A modified Gilman assay was used to determine the concentrations of cyclic adenosine 3',5'-monophosphate (cAMP) in rapidly filtered cells and in the culture filtrates of Pseudomonas aeruginosa, Escherichia coli K-12, and Bacteroides fragilis. In P. aeruginosa cultures, levels of cAMP in the filtrate increased with the culture absorbance (3.5 to 19.8 X 10(-9) M) but did not vary significantly with the carbon source used to support growth. Intracellular concentrations (0.8 to 3.2 X 10(-5) M) were substantially higher and did not vary appreciably during growth or with carbon source. Sodium cAMP (5 mM) failed to reverse the catabolite repression of inducible glucose-6-phosphate dehydrogenase (EC 1.1.1.49) synthesis caused by the addition of 10 mM succinate. Exogenous cAMP also had no discernible effect on the catabolite repression control of inducible mannitol dehydrogenase (EC 1.1.1.67).

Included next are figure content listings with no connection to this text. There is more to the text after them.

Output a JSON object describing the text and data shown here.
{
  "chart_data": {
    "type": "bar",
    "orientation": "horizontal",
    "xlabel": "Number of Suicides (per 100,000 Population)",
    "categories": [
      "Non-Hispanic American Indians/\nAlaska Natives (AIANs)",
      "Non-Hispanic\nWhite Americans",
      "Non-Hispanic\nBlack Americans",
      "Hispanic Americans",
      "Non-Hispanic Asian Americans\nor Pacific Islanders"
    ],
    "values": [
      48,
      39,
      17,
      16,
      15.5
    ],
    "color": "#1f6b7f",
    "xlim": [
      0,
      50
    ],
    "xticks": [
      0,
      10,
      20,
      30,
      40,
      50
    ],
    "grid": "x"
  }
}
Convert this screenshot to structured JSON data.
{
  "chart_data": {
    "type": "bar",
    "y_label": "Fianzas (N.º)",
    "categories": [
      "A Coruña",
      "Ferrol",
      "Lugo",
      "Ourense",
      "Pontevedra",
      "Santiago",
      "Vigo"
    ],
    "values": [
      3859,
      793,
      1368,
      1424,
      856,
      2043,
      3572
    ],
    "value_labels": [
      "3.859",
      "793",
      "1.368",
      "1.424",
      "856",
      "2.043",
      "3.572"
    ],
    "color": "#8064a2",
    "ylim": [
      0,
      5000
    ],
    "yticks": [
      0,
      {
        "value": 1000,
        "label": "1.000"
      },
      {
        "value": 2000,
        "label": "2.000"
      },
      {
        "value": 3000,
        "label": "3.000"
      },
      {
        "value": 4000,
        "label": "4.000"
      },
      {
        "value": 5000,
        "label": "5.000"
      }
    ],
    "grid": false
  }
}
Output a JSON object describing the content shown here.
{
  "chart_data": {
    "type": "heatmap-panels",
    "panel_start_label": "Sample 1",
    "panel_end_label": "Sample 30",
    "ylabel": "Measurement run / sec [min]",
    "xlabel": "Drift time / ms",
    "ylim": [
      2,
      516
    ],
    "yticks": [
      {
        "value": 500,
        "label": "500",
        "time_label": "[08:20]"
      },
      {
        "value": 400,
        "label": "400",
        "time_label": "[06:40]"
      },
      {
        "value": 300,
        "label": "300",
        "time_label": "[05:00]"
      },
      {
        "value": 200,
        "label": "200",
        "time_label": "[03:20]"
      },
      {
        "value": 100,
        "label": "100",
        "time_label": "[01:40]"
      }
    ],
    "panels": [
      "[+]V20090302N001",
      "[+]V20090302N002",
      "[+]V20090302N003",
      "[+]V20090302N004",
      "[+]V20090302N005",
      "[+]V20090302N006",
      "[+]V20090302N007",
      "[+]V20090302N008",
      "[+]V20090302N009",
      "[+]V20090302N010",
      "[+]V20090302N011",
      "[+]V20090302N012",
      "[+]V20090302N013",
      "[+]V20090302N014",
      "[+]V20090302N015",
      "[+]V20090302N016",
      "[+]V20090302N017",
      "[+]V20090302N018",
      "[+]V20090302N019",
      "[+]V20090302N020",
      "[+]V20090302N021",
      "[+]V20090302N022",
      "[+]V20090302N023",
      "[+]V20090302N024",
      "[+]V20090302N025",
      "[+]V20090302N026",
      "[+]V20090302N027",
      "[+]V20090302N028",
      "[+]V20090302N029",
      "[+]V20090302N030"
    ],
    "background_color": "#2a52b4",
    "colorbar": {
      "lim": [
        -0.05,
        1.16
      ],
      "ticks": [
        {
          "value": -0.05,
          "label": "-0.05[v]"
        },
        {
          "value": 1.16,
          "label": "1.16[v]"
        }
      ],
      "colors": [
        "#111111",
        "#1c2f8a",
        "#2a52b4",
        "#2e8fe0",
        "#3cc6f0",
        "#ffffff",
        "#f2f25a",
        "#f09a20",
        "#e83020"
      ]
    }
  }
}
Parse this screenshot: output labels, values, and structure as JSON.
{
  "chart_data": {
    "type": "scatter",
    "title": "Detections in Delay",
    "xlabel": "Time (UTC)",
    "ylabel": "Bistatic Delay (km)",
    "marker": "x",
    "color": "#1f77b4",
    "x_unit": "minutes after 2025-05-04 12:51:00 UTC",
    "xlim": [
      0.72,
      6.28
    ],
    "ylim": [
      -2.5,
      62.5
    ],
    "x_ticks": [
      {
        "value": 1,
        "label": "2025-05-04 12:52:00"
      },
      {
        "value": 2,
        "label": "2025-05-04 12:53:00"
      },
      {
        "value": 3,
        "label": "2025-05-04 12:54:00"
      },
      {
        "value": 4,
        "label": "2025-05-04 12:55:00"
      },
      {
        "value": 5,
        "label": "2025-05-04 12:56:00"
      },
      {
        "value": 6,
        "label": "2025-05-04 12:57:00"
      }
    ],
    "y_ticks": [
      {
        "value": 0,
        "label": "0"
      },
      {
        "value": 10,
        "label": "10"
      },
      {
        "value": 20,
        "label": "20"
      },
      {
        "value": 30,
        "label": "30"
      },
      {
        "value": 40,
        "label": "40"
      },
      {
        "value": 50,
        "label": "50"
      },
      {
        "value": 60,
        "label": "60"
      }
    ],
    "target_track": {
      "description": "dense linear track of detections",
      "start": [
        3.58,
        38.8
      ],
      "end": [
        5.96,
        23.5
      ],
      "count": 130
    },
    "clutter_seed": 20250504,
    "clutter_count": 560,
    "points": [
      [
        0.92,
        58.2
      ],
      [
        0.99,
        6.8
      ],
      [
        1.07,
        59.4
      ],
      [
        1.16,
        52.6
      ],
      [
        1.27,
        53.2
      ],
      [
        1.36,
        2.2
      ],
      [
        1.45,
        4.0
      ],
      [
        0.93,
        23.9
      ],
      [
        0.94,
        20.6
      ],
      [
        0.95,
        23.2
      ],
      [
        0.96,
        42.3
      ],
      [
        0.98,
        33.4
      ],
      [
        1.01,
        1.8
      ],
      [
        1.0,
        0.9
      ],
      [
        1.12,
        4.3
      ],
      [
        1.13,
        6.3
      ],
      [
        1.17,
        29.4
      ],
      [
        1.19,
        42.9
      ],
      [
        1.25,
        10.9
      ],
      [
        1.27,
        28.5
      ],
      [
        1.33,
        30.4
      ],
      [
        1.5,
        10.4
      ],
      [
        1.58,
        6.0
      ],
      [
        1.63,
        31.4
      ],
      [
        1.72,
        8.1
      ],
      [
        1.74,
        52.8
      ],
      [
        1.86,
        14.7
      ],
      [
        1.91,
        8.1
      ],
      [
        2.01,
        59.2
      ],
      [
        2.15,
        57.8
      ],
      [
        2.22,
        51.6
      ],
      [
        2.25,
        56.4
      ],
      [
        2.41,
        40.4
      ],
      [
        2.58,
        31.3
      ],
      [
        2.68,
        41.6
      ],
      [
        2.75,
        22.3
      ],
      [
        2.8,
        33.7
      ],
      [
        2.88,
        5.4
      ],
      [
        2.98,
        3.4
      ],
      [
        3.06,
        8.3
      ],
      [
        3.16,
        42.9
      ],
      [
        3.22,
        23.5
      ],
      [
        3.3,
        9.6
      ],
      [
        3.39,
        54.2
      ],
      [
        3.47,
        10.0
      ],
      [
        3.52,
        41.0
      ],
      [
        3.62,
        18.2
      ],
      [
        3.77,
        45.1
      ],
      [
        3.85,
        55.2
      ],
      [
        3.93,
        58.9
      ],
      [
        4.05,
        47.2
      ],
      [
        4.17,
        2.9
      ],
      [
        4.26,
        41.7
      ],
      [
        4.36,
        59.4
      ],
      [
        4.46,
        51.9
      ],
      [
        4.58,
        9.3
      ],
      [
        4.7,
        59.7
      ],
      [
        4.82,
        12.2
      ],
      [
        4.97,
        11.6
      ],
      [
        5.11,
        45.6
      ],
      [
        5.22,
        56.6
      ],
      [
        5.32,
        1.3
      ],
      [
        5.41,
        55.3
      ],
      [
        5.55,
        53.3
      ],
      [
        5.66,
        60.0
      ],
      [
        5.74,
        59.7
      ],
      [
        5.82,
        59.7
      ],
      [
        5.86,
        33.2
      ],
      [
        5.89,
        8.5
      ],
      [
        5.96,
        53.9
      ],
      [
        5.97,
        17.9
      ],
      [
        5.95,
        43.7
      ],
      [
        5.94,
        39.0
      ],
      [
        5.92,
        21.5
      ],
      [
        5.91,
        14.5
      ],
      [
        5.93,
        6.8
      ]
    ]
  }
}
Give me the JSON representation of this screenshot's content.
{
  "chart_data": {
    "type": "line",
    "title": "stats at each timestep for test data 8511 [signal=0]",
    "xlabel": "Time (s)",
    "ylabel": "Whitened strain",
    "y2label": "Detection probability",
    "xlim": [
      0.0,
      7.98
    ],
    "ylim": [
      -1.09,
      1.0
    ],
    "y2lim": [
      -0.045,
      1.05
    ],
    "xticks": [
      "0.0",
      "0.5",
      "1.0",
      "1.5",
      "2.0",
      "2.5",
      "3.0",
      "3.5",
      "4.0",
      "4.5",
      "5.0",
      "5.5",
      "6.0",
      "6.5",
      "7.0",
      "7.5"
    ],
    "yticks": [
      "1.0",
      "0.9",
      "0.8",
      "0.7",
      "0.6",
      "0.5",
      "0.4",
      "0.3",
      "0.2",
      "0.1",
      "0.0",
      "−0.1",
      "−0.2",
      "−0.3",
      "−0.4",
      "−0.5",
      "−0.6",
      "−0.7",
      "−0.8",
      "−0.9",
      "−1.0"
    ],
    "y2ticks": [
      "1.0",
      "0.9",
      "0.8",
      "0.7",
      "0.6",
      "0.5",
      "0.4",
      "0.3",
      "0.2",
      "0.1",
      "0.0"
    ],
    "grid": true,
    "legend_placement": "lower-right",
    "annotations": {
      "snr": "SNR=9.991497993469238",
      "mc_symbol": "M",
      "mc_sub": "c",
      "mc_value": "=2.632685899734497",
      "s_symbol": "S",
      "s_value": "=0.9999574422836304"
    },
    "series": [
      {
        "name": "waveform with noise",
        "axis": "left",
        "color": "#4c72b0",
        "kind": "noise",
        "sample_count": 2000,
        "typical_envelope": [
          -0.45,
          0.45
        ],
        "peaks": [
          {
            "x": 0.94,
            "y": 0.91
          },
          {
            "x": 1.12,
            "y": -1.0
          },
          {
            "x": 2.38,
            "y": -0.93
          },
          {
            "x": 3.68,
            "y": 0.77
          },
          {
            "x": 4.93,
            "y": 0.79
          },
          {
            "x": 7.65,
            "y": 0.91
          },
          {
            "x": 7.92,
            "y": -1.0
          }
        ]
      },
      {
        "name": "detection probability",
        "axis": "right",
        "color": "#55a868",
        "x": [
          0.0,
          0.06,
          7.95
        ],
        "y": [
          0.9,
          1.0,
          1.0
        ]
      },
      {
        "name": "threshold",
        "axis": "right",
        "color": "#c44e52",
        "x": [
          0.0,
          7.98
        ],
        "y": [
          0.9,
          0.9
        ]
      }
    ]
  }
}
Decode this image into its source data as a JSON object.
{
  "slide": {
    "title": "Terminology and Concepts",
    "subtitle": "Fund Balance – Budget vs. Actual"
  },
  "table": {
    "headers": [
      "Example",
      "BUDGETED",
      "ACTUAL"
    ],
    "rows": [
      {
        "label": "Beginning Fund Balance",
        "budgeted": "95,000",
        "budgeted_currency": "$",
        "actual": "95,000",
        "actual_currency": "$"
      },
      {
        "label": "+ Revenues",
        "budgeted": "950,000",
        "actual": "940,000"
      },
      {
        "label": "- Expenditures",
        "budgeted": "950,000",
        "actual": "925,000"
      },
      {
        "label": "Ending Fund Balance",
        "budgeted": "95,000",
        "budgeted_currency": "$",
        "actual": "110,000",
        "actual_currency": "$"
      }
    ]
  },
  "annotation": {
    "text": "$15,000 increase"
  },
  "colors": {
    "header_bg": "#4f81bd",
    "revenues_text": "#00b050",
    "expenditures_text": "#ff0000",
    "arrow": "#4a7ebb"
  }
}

P. aeruginosa was found to contain both soluble cAMP phosphodiesterase (EC 3.1.4.17) and membrane-associated adenylate cyclase (EC 4.6.1.1) activity, and these were compared to the activities detected in crude extracts of E. coli. B. fragilis crude cell extracts contain neither of these enzyme activities, and little or no cAMP was detected in cells or culture filtrates of this anaerobic bacterium.